Although IATA’s forecast for the airline industry this year was already low on March 5th, in a report on March 24th it noted that “the impact has now exceeded the predictions of the ‘extensive spread’ model”. The rapid spread of the disease in Europe and North America has had more serious consequences than the March 5 model predicted — the number of confirmed cases in the United States and the United Kingdom was between 10 and 100 on March 5, but has since increased drastically, thus reverting back to Asia, causing more loss of market confidence.

In financial markets, USA has announced the use of “quantitative easing” (QE) for an indefinite period, while other countries have adopted monetary and fiscal policies to stimulate their economies, but the effect is lower than expectation. The world economy is likely to enter a “recession”, which will also slow the recovery of the industry. In the March 24’s model, IATA took into account the measures now being taken by countries to restrict entry: enhanced screening, the need for health certificates, the quarantine of some passengers with suspected symptoms, restrictions on entry for some nationalities and border blockages for others. The IATA simulation, based on the current airline’s stated plan, predicts a 38% drop in RPK and a $252 billion loss in passenger revenue.

Overall, IATA forecasts that the Capacity of regional airlines was significantly affected in the second quarter, with each losing more than half of its Capacity compared with the same period a year earlier. By region, Europe lost 90% of its capacity in the second quarter compared with the same period last year, due to restrictions such as border blockades. The policy leaves no way for airlines to maintain their cash flow.

Source: IATA Economics

4According to IATA’s estimates, the impact of the outbreak on the airline industry will recover roughly seven months after the outbreak (starting with 2020.1), or optimistically in July. But based on the balance sheets provided by the airlines, we find that airlines on each continent hold on average only two months ‘worth of earnings. On its own, it will be difficult for airlines to generate cash flow due to the massive passive reduction in current capacity.

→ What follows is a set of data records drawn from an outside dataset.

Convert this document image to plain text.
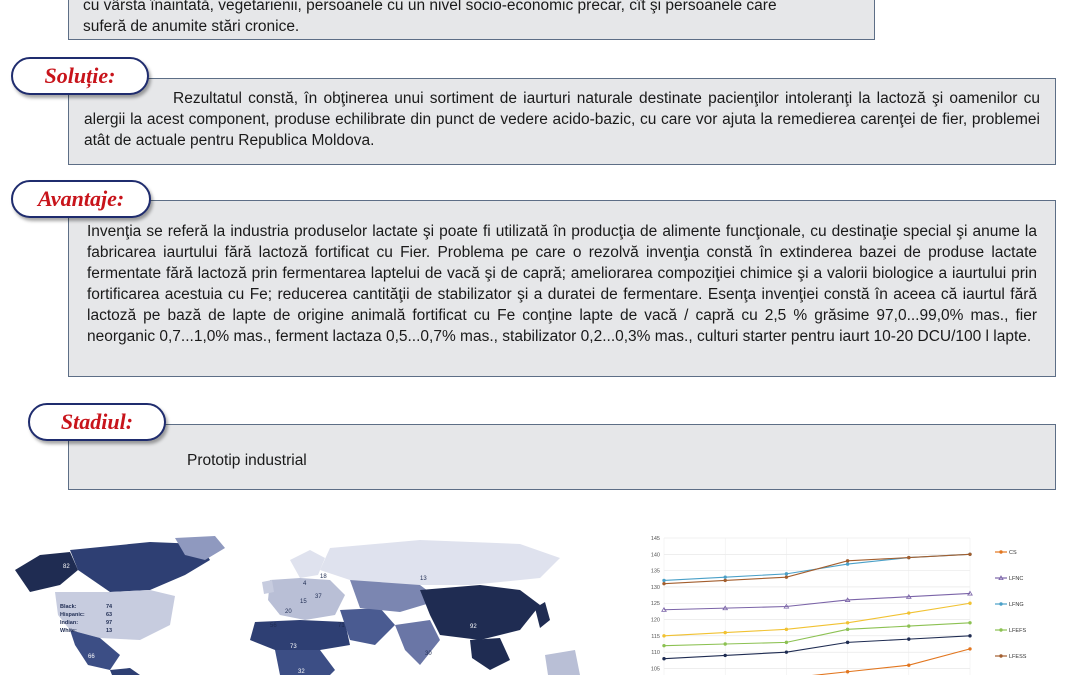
cu vârsta înaintată, vegetarienii, persoanele cu un nivel socio-economic precar, cît şi persoanele care

suferă de anumite stări cronice.

Rezultatul constă, în obţinerea unui sortiment de iaurturi naturale destinate pacienţilor intoleranţi la lactoză şi oamenilor cu alergii la acest component, produse echilibrate din punct de vedere acido-bazic, cu care vor ajuta la remedierea carenţei de fier, problemei atât de actuale pentru Republica Moldova.

Soluție:

Invenţia se referă la industria produselor lactate şi poate fi utilizată în producţia de alimente funcţionale, cu destinaţie special şi anume la fabricarea iaurtului fără lactoză fortificat cu Fier. Problema pe care o rezolvă invenţia constă în extinderea bazei de produse lactate fermentate fără lactoză prin fermentarea laptelui de vacă şi de capră; ameliorarea compoziţiei chimice şi a valorii biologice a iaurtului prin fortificarea acestuia cu Fe; reducerea cantităţii de stabilizator şi a duratei de fermentare. Esenţa invenţiei constă în aceea că iaurtul fără lactoză pe bază de lapte de origine animală fortificat cu Fe conţine lapte de vacă / capră cu 2,5 % grăsime 97,0...99,0% mas., fier neorganic 0,7...1,0% mas., ferment lactaza 0,5...0,7% mas., stabilizator 0,2...0,3% mas., culturi starter pentru iaurt 10-20 DCU/100 l lapte.

Avantaje:

Prototip industrial

Stadiul:
82
66
73
32
92
13
4
18
20
37
15
56	71
30
Black:	74
Hispanic:	63
Indian:	97
White:	13
145
140
135
130
125
120
115
110
105
CS
LFNC
LFNG
LFEFS
LFESS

Source: IATA Economics using the Airline Analyst

2. China’s domestic market is recovering rapidly

According to the IATA report, the turning point in China’s domestic market has been reached, for the first time, the year-to-year revenue has increased. Today, the routes leaving Hubei province is fully open, Xiangyang, Enshi, Shennongjia three airports officially resume flights. With effective management and rigorous practice, the epidemic has been controlled to a certain extent in China, and its impact on the domestic market is gradually decreasing.

According to the IATA report, the turning point in China’s domestic market has been reached, for the first time, the year-to-year revenue has increased. Today, the routes leaving Hubei province is fully open, Xiangyang, Enshi, Shennongjia three airports officially resume flights. With effective management and rigorous practice, the epidemic has been controlled to a certain extent in China, and its impact on the domestic market is gradually decreasing.